Chekhov’s linear story is written from the point of view of the man, Dmitri Dmitrich Gurov, who is having an affair with Anna Sergeevna, the lady with the dog. The point of view is relatively close to Gurov; we see the world and Anna through his perspective. There are moments, however, where Chekhov pulls back somewhat, so that we get a fuller perspective which encompasses both characters. This clearly happens at the end of the story, when the couple realizes that they wish to be together:
And it seemed that, just a little more—and the solution would be found, and then a new, beautiful life would begin; and it was clear to both of them that the end was still far, far off, and that the most complicated and difficult part was just beginning.

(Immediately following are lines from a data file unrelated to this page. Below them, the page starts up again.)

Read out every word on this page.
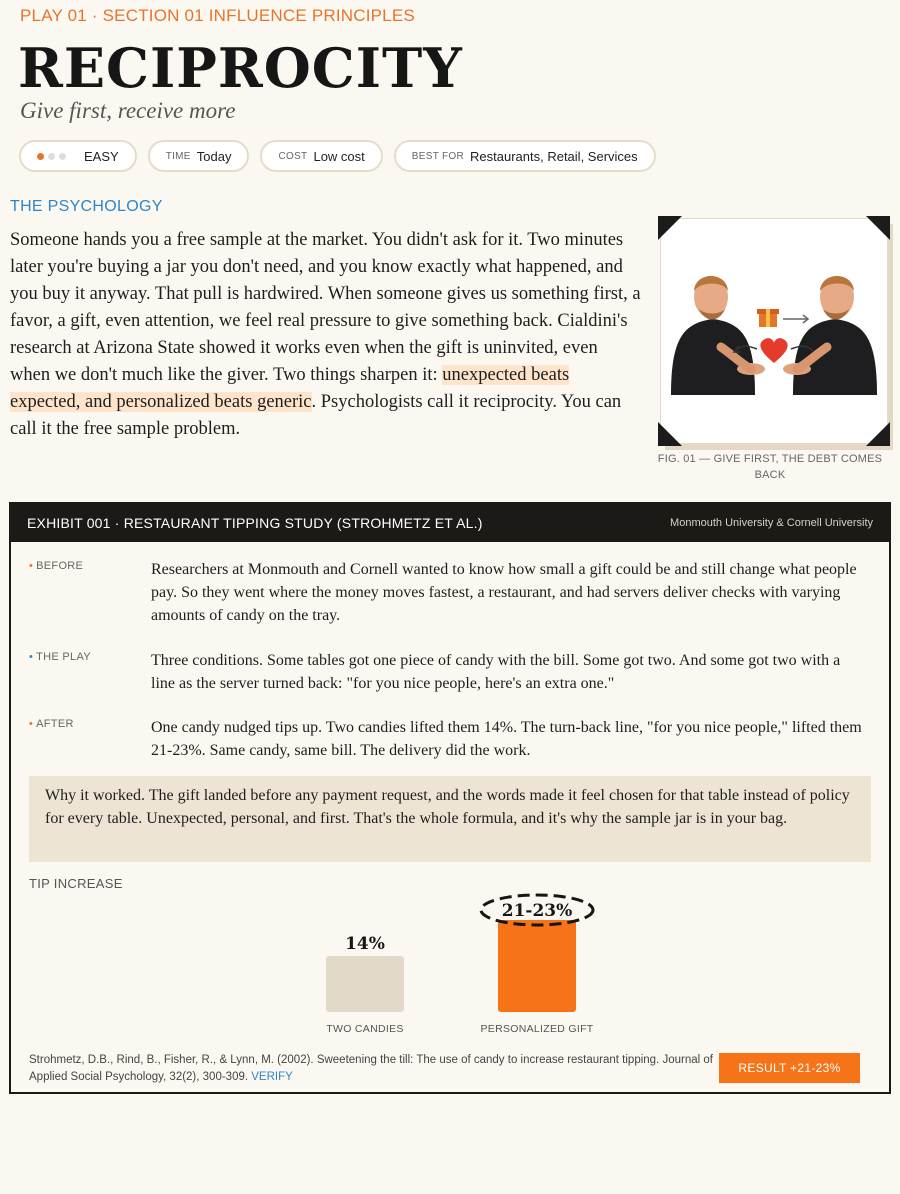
PLAY 01 · SECTION 01 INFLUENCE PRINCIPLES
RECIPROCITY
Give first, receive more
EASY	TIME Today	COST Low cost	BEST FOR Restaurants, Retail, Services
THE PSYCHOLOGY

Someone hands you a free sample at the market. You didn't ask for it. Two minutes later you're buying a jar you don't need, and you know exactly what happened, and you buy it anyway. That pull is hardwired. When someone gives us something first, a favor, a gift, even attention, we feel real pressure to give something back. Cialdini's research at Arizona State showed it works even when the gift is uninvited, even when we don't much like the giver. Two things sharpen it: unexpected beats expected, and personalized beats generic. Psychologists call it reciprocity. You can call it the free sample problem.

FIG. 01 — GIVE FIRST, THE DEBT COMES BACK
EXHIBIT 001 · RESTAURANT TIPPING STUDY (STROHMETZ ET AL.)	Monmouth University & Cornell University
• BEFORE	Researchers at Monmouth and Cornell wanted to know how small a gift could be and still change what people pay. So they went where the money moves fastest, a restaurant, and had servers deliver checks with varying amounts of candy on the tray.
• THE PLAY	Three conditions. Some tables got one piece of candy with the bill. Some got two. And some got two with a line as the server turned back: "for you nice people, here's an extra one."
• AFTER	One candy nudged tips up. Two candies lifted them 14%. The turn-back line, "for you nice people," lifted them 21-23%. Same candy, same bill. The delivery did the work.
Why it worked. The gift landed before any payment request, and the words made it feel chosen for that table instead of policy for every table. Unexpected, personal, and first. That's the whole formula, and it's why the sample jar is in your bag.
TIP INCREASE
14%
TWO CANDIES
21-23%
PERSONALIZED GIFT
Strohmetz, D.B., Rind, B., Fisher, R., & Lynn, M. (2002). Sweetening the till: The use of candy to increase restaurant tipping. Journal of Applied Social Psychology, 32(2), 300-309. VERIFY
RESULT +21-23%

Oates tells the story through the point of view of the woman—Anna, as well—and responds to the circularity at the end of Chekhov’s story by employing a cyclical structure throughout her story. We begin at a concert—a point midway through the chronological story—where Anna spots her lover. We return to the concert two more times over the course of the story, learning and seeing a bit more with each return. From the start at the concert, we move back in time, to where the couple leaves Nantucket, where they have met, and then we move back in time again to when they first meet. The exact midpoint of the story is the moment that they meet. Throughout the story, Oates plays with this circular structure, often referring to it in the text, in Anna’s thoughts and words: “Everything is repeating itself. Everything is stuck.”
Oates, by not naming either of the men in the story—the husband or the lover—creates intentional confusion between the two characters, speaking to the doubleness that exists throughout. Anna often thinks of one man while she is with the other:
She lay in his arms while her husband talked to her, miles away, one body fading into another. He will grow old, his body will change, she thought, pressing her cheek against the back of one of these men.

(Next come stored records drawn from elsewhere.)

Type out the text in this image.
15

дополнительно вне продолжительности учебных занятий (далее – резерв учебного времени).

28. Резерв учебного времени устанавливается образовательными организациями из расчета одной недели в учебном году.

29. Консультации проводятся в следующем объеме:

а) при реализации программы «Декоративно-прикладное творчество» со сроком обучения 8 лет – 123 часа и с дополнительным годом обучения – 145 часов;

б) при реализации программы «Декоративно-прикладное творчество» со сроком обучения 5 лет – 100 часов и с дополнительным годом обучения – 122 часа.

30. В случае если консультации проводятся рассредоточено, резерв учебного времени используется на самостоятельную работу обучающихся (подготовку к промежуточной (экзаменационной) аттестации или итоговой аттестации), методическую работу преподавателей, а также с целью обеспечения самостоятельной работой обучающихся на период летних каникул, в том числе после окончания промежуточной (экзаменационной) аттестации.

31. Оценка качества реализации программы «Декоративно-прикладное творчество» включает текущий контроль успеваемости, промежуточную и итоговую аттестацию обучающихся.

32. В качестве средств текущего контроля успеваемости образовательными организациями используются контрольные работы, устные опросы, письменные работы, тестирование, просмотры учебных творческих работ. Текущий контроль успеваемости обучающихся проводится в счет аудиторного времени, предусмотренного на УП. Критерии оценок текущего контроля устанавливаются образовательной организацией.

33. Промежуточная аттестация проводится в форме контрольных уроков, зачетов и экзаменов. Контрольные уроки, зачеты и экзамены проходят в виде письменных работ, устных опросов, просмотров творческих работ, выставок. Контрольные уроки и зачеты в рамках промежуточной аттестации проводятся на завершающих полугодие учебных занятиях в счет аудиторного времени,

With Chekhov, the doubleness is also present, but the lives are separate, with one life always hidden from the other, as Gurov believes that “every man led his own real and very interesting life under the cover of secrecy, as under the cover of night.” Gurov has had multiple adulterous affairs while in Oates’s version it is not clear whether her protagonist has had other affairs, although it seems unlikely.
In both stories, the dog is central to the initial meeting between the characters. In Chekhov’s story, the dog belongs to Anna and is introduced in the first sentence. The dog—whose name is never revealed and forgotten by Gurov when he sees the dog later—is connected to the woman in that she is described, by others in the resort town, as “the lady with the little dog.” The dog does not enter Oates’s story until the middle, and the dog does not belong to Anna but instead belongs to the man who will become Anna’s lover.
It is the drawing that the man does of Anna and the dog that becomes a repeated image. The man draws multiple versions of Anna and the dog on the beach when they meet; later, at home, Anna returns to look at the drawing that she keeps hidden in her closet. Again, we see a version of doubleness, as Anna sees the woman in the drawing as separate from herself:
The fever in her husband’s body had touched her and driven her temperature up, and now she stared at the drawing with a kind of lust, fearful of seeing an ugly soul in that woman’s face, fearful of seeing the face suddenly through her lover’s eyes.
She is concerned with the way in which he perceives her, the way in which he draws her, as though she believes that she only becomes real for him in this replication.
At the end of Chekhov’s story, as noted earlier, Gurov and Anna decide that they want to be together, that they want to rid themselves of the deception. It seems, however, quite unlikely that this will come to pass. Anna, in Oates’s story, also realizes that she belongs with her lover, but instead of losing the doubleness and the deception, it is within that doubleness that she finds her happiness:
This man was her husband truly—they were truly married, here in this room—they had been married haphazardly and accidentally for a long time. In another part of the city she had another husband, a “husband,” but she had not betrayed that man, not really.
Anna’s guilt and “shame”—an emotion mentioned frequently throughout the story—have disappeared. She sees herself as being with this man, more so than with her husband; there is no shame because he is the one who is her “truest lover.” The ending, while ambiguous, seems to indicate that Anna will end up with her lover; the power and strength that Anna now represents, however, is clear and absolute.